Anonymous wrote:Anonymous wrote:Anonymous wrote:This is useless and misleading.
+1 It only shows those who took out federal loans. Sure, it excludes those who are full pay, but that also excludes some UMC/MC families who sent their kids to cheap in state schools with a 529.
It also doesn't take into account *where* they are working. $150K in Silicon Valley doesn't take you that far. $100K in Philly takes you a lot further.
https://www.payscale.com/college-salary-report/best-schools-by-majors/computer-science
I used to work in the Bay Area. When I moved to the DC area, and looked at salaries for my level, it was so much lower. Luckily, my Bay Area employer let me keep my Bay Area salary.
+1000 It's useless data, especially if the COL is not taken into account.
My recent grad (not CS major) living in Madison Wi is making the same as their friends living in Chicago. Guess who is do much better financially?
Anonymous wrote:Yale CS in Tier 1 ??? Wow! Would that be mostly hedge funders and quants? However I didn't think Yale CS was the kind of program that quants would be sourced/hired from.
Anonymous wrote:Anonymous wrote:Notice how big and celebrated publics like UT Austin and Georgia Tech didn't make the list.
Right? But Rice and Emory did... it's very telling.
Anonymous wrote:Anonymous wrote:This is useless and misleading.
+1 It only shows those who took out federal loans. Sure, it excludes those who are full pay, but that also excludes some UMC/MC families who sent their kids to cheap in state schools with a 529.

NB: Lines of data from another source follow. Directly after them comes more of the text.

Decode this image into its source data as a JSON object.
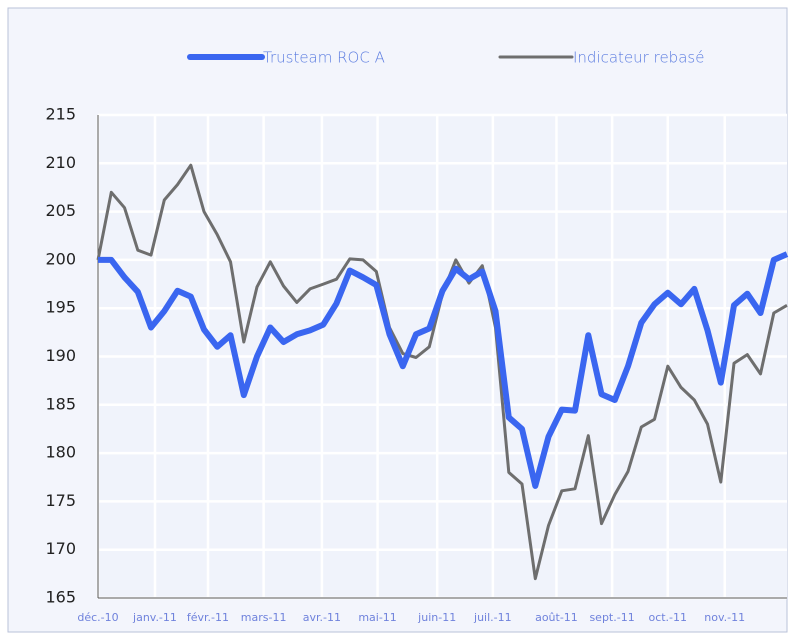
{
  "chart_data": {
    "type": "line",
    "x": [
      0,
      1,
      2,
      3,
      4,
      5,
      6,
      7,
      8,
      9,
      10,
      11,
      12,
      13,
      14,
      15,
      16,
      17,
      18,
      19,
      20,
      21,
      22,
      23,
      24,
      25,
      26,
      27,
      28,
      29,
      30,
      31,
      32,
      33,
      34,
      35,
      36,
      37,
      38,
      39,
      40,
      41,
      42,
      43,
      44,
      45,
      46,
      47,
      48,
      49,
      50,
      51,
      52
    ],
    "xlim": [
      0,
      52
    ],
    "xticks": [
      {
        "value": 0,
        "label": "déc.-10"
      },
      {
        "value": 4.3,
        "label": "janv.-11"
      },
      {
        "value": 8.3,
        "label": "févr.-11"
      },
      {
        "value": 12.5,
        "label": "mars-11"
      },
      {
        "value": 16.9,
        "label": "avr.-11"
      },
      {
        "value": 21.1,
        "label": "mai-11"
      },
      {
        "value": 25.6,
        "label": "juin-11"
      },
      {
        "value": 29.8,
        "label": "juil.-11"
      },
      {
        "value": 34.6,
        "label": "août-11"
      },
      {
        "value": 38.8,
        "label": "sept.-11"
      },
      {
        "value": 43,
        "label": "oct.-11"
      },
      {
        "value": 47.3,
        "label": "nov.-11"
      }
    ],
    "ylim": [
      165,
      215
    ],
    "yticks": [
      165,
      170,
      175,
      180,
      185,
      190,
      195,
      200,
      205,
      210,
      215
    ],
    "grid": true,
    "series": [
      {
        "name": "Trusteam ROC A",
        "color": "#3a66f0",
        "width": 6,
        "values": [
          200,
          200,
          198.2,
          196.7,
          193,
          194.7,
          196.8,
          196.2,
          192.8,
          191,
          192.2,
          186,
          190,
          193,
          191.5,
          192.3,
          192.7,
          193.3,
          195.5,
          198.9,
          198.2,
          197.4,
          192.3,
          189,
          192.3,
          192.9,
          196.8,
          199.1,
          198,
          198.8,
          194.7,
          183.7,
          182.5,
          176.6,
          181.7,
          184.5,
          184.4,
          192.2,
          186.1,
          185.5,
          189,
          193.5,
          195.4,
          196.6,
          195.4,
          197,
          192.7,
          187.3,
          195.3,
          196.5,
          194.5,
          200,
          200.6
        ]
      },
      {
        "name": "Indicateur rebasé",
        "color": "#6e6e6e",
        "width": 3,
        "values": [
          200,
          207,
          205.4,
          201,
          200.5,
          206.2,
          207.8,
          209.8,
          205,
          202.6,
          199.8,
          191.5,
          197.2,
          199.8,
          197.3,
          195.6,
          197,
          197.5,
          198,
          200.1,
          200,
          198.8,
          193,
          190.3,
          189.9,
          191,
          196.5,
          200,
          197.6,
          199.4,
          193,
          178,
          176.8,
          167,
          172.5,
          176.1,
          176.3,
          181.8,
          172.7,
          175.7,
          178.1,
          182.7,
          183.5,
          189,
          186.8,
          185.5,
          183,
          177,
          189.3,
          190.2,
          188.2,
          194.5,
          195.3
        ]
      }
    ]
  }
}
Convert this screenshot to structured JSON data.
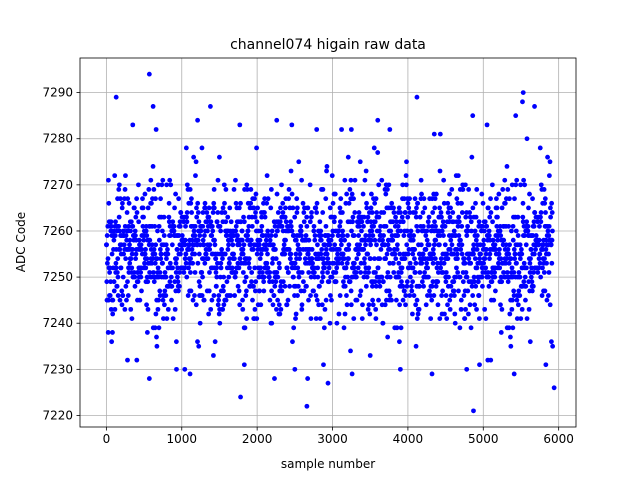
{
  "chart_data": {
    "type": "scatter",
    "title": "channel074 higain raw data",
    "xlabel": "sample number",
    "ylabel": "ADC Code",
    "xlim": [
      -350,
      6230
    ],
    "ylim": [
      7217.5,
      7297.5
    ],
    "xticks": [
      0,
      1000,
      2000,
      3000,
      4000,
      5000,
      6000
    ],
    "yticks": [
      7220,
      7230,
      7240,
      7250,
      7260,
      7270,
      7280,
      7290
    ],
    "grid": true,
    "marker_color": "#0000ff",
    "series": [
      {
        "n_samples": 5920,
        "points": [
          [
            570,
            7294
          ],
          [
            130,
            7289
          ],
          [
            4120,
            7289
          ],
          [
            5530,
            7290
          ],
          [
            5520,
            7288
          ],
          [
            1380,
            7287
          ],
          [
            620,
            7287
          ],
          [
            5680,
            7287
          ],
          [
            1210,
            7284
          ],
          [
            2260,
            7284
          ],
          [
            2460,
            7283
          ],
          [
            3600,
            7284
          ],
          [
            4860,
            7285
          ],
          [
            5430,
            7285
          ],
          [
            5050,
            7283
          ],
          [
            350,
            7283
          ],
          [
            660,
            7282
          ],
          [
            1770,
            7283
          ],
          [
            2790,
            7282
          ],
          [
            3120,
            7282
          ],
          [
            3250,
            7282
          ],
          [
            3760,
            7282
          ],
          [
            4350,
            7281
          ],
          [
            4430,
            7281
          ],
          [
            5580,
            7280
          ],
          [
            1780,
            7224
          ],
          [
            2660,
            7222
          ],
          [
            4870,
            7221
          ],
          [
            5940,
            7226
          ],
          [
            2940,
            7227
          ],
          [
            570,
            7228
          ],
          [
            2230,
            7228
          ],
          [
            2670,
            7228
          ],
          [
            1830,
            7231
          ],
          [
            1040,
            7230
          ],
          [
            930,
            7230
          ],
          [
            2500,
            7230
          ],
          [
            3260,
            7229
          ],
          [
            3900,
            7230
          ],
          [
            4320,
            7229
          ],
          [
            5410,
            7229
          ],
          [
            5830,
            7231
          ],
          [
            5060,
            7232
          ],
          [
            4780,
            7230
          ],
          [
            1110,
            7229
          ],
          [
            280,
            7232
          ],
          [
            3500,
            7233
          ],
          [
            1420,
            7233
          ],
          [
            2880,
            7231
          ],
          [
            4950,
            7231
          ]
        ],
        "dense_band": {
          "y_min": 7232,
          "y_max": 7278,
          "typical": 7256,
          "spread": 8
        }
      }
    ]
  }
}
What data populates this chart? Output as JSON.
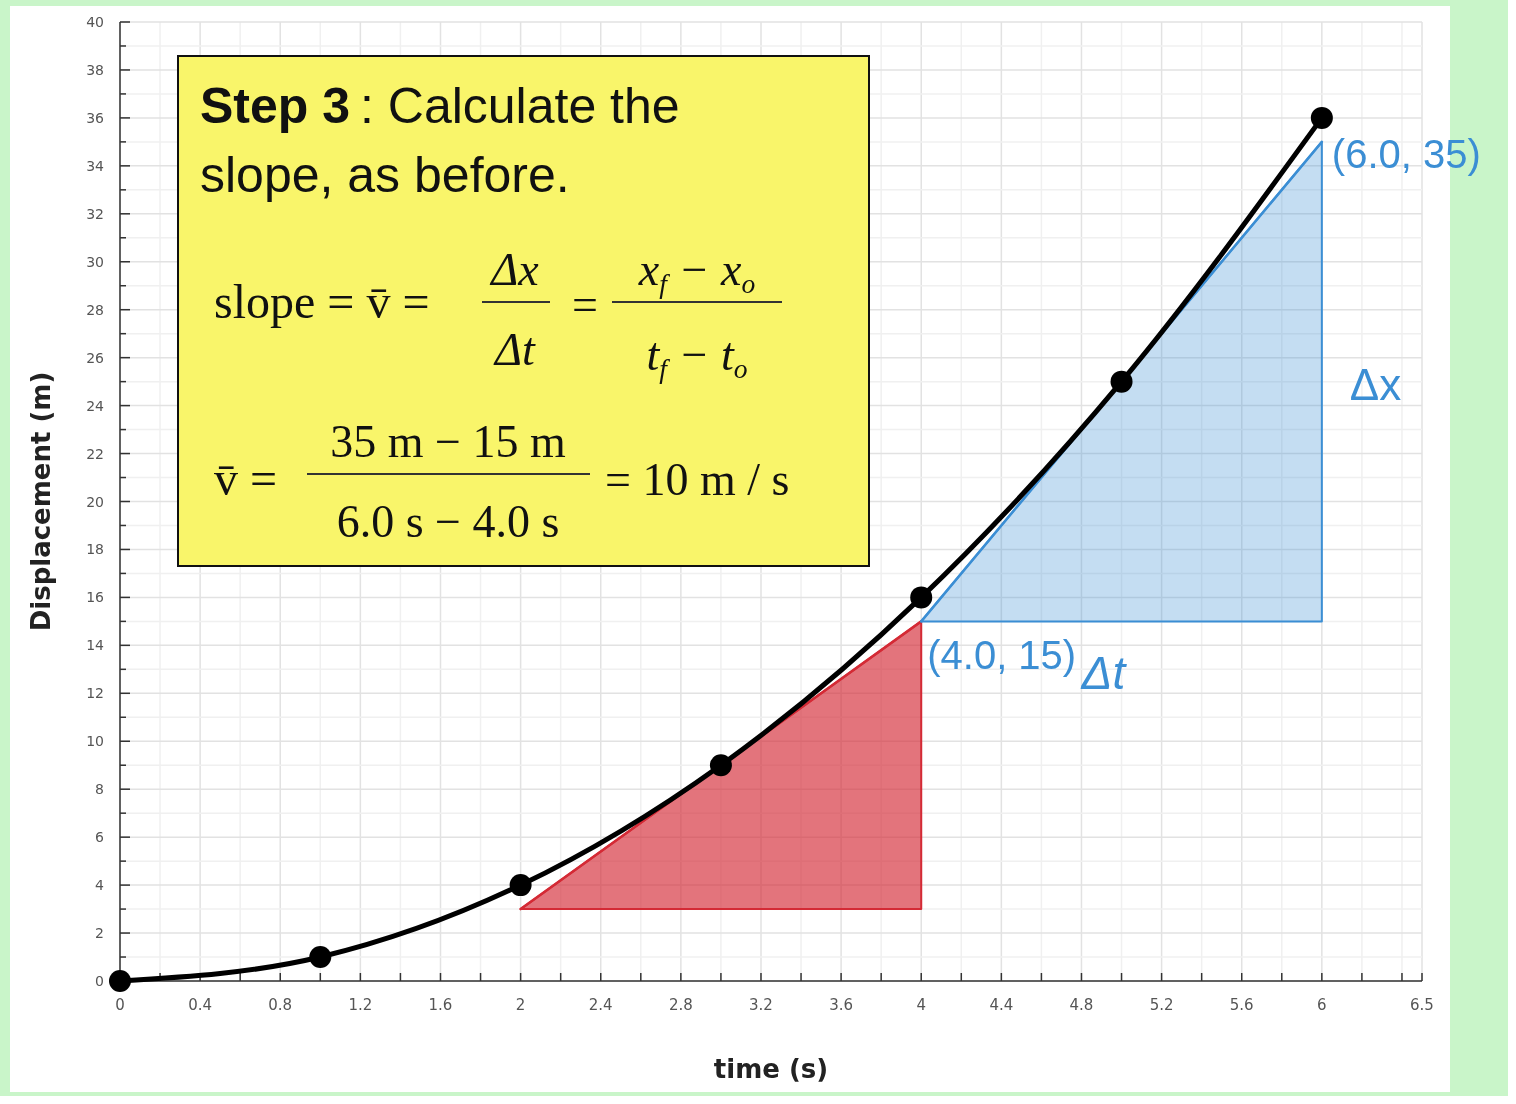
{
  "chart_data": {
    "type": "line",
    "xlabel": "time (s)",
    "ylabel": "Displacement (m)",
    "xlim": [
      0,
      6.5
    ],
    "ylim": [
      0,
      40
    ],
    "xticks": [
      0,
      {
        "value": 0.2,
        "label": null
      },
      0.4,
      {
        "value": 0.6,
        "label": null
      },
      0.8,
      {
        "value": 1,
        "label": null
      },
      1.2,
      {
        "value": 1.4,
        "label": null
      },
      1.6,
      {
        "value": 1.8,
        "label": null
      },
      2,
      {
        "value": 2.2,
        "label": null
      },
      2.4,
      {
        "value": 2.6,
        "label": null
      },
      2.8,
      {
        "value": 3,
        "label": null
      },
      3.2,
      {
        "value": 3.4,
        "label": null
      },
      3.6,
      {
        "value": 3.8,
        "label": null
      },
      4,
      {
        "value": 4.2,
        "label": null
      },
      4.4,
      {
        "value": 4.6,
        "label": null
      },
      4.8,
      {
        "value": 5,
        "label": null
      },
      5.2,
      {
        "value": 5.4,
        "label": null
      },
      5.6,
      {
        "value": 5.8,
        "label": null
      },
      6,
      {
        "value": 6.2,
        "label": null
      },
      {
        "value": 6.4,
        "label": null
      },
      6.5
    ],
    "yticks": [
      0,
      {
        "value": 1,
        "label": null
      },
      2,
      {
        "value": 3,
        "label": null
      },
      4,
      {
        "value": 5,
        "label": null
      },
      6,
      {
        "value": 7,
        "label": null
      },
      8,
      {
        "value": 9,
        "label": null
      },
      10,
      {
        "value": 11,
        "label": null
      },
      12,
      {
        "value": 13,
        "label": null
      },
      14,
      {
        "value": 15,
        "label": null
      },
      16,
      {
        "value": 17,
        "label": null
      },
      18,
      {
        "value": 19,
        "label": null
      },
      20,
      {
        "value": 21,
        "label": null
      },
      22,
      {
        "value": 23,
        "label": null
      },
      24,
      {
        "value": 25,
        "label": null
      },
      26,
      {
        "value": 27,
        "label": null
      },
      28,
      {
        "value": 29,
        "label": null
      },
      30,
      {
        "value": 31,
        "label": null
      },
      32,
      {
        "value": 33,
        "label": null
      },
      34,
      {
        "value": 35,
        "label": null
      },
      36,
      {
        "value": 37,
        "label": null
      },
      38,
      {
        "value": 39,
        "label": null
      },
      40
    ],
    "grid": true,
    "series": [
      {
        "color": "#000000",
        "marker": "circle",
        "x": [
          0,
          1,
          2,
          3,
          4,
          5,
          6
        ],
        "values": [
          0,
          1,
          4,
          9,
          16,
          25,
          36
        ]
      },
      {
        "color": "#d42a35",
        "marker": "none",
        "x": [
          2,
          4
        ],
        "values": [
          3,
          15
        ],
        "lower": [
          3,
          3
        ],
        "upper": [
          3,
          15
        ]
      },
      {
        "color": "#3b8ed4",
        "marker": "none",
        "x": [
          4,
          6
        ],
        "values": [
          15,
          35
        ],
        "lower": [
          15,
          15
        ],
        "upper": [
          15,
          35
        ]
      }
    ],
    "annotations": [
      "Step 3",
      ": Calculate the",
      "slope, as before.",
      "slope = v̄ =",
      "Δx",
      "Δt",
      "=",
      "x$_{f}$ − x$_{o}$",
      "t$_{f}$ − t$_{o}$",
      "v̄ =",
      "35 m − 15 m",
      "6.0 s − 4.0 s",
      "= 10 m / s",
      {
        "text": "(4.0, 15)",
        "x": 4,
        "y": 15
      },
      {
        "text": "(6.0, 35)",
        "x": 6,
        "y": 35
      },
      {
        "text": "Δx",
        "x": 6,
        "y": 25
      },
      {
        "text": "Δt",
        "x": 5,
        "y": 15
      }
    ]
  }
}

It also doesn't take into account *where* they are working. $150K in Silicon Valley doesn't take you that far. $100K in Philly takes you a lot further.
https://www.payscale.com/college-salary-report/best-schools-by-majors/computer-science
I used to work in the Bay Area. When I moved to the DC area, and looked at salaries for my level, it was so much lower. Luckily, my Bay Area employer let me keep my Bay Area salary.
Anonymous wrote:There are other papers that do not agree with the Dale and Krueger analysis
For example
A commonly held perception is that an elite graduate degree can “scrub” a less prestigious but less costly undergraduate degree. Using data from the National Survey of College Graduates from 2003 through 2017, this paper examines the relationship between the status of undergraduate degrees and earnings among those with elite post-baccalaureate degrees. Few graduates of non-selective institutions earn post-baccalaureate degrees from elite institutions, and even when they do, undergraduate institutional prestige continues to be positively related to earnings overall as well as among those with specific post-baccalaureate degrees including business, law, medicine, and doctoral. Among those who earn a graduate degree from an elite institution, the present value of the earnings advantage to having both an undergraduate and a graduate degree from an elite institution generally greatly exceeds any likely cost advantage from attending a less prestigious undergraduate institution.
https://papers.ssrn.com/sol3/papers.cfm?abstract_id=2473238
Anonymous wrote:Anonymous wrote:What's up with the Penn numbers?
For some reason Penn has two separate (but seemingly identical) categories. Bachelors in Computer & Information Sciences at $246k and Bachelors in Computer Science at $146k. The data shows 50% more graduates in CIS vs. CS. Most other schools just have data for one or the other, but not both.
I guess it's worth it to add the "Information" to your Penn degree...worth another $100k/year.
Anonymous wrote:Anonymous wrote:The people complaining have DCs that went to a school that didn't make the list. This is the most impartial data available on the web.
The most impartial data on the web is found in bios on LinkedIn and on company websites. Look there and you'll see that, for the same position, those with degrees from less selective colleges far outnumber those with degrees from elite colleges. The path to success is paved by the individual, not the college.
Anonymous wrote:The people complaining have DCs that went to a school that didn't make the list. This is the most impartial data available on the web.
Anonymous wrote:Notice how big and celebrated publics like UT Austin and Georgia Tech didn't make the list.
Anonymous wrote:Plenty of the kids at top Ivies have connected parents. There's plenty of nepotism at those schools.
Anonymous wrote:The people complaining have DCs that went to a school that didn't make the list. This is the most impartial data available on the web.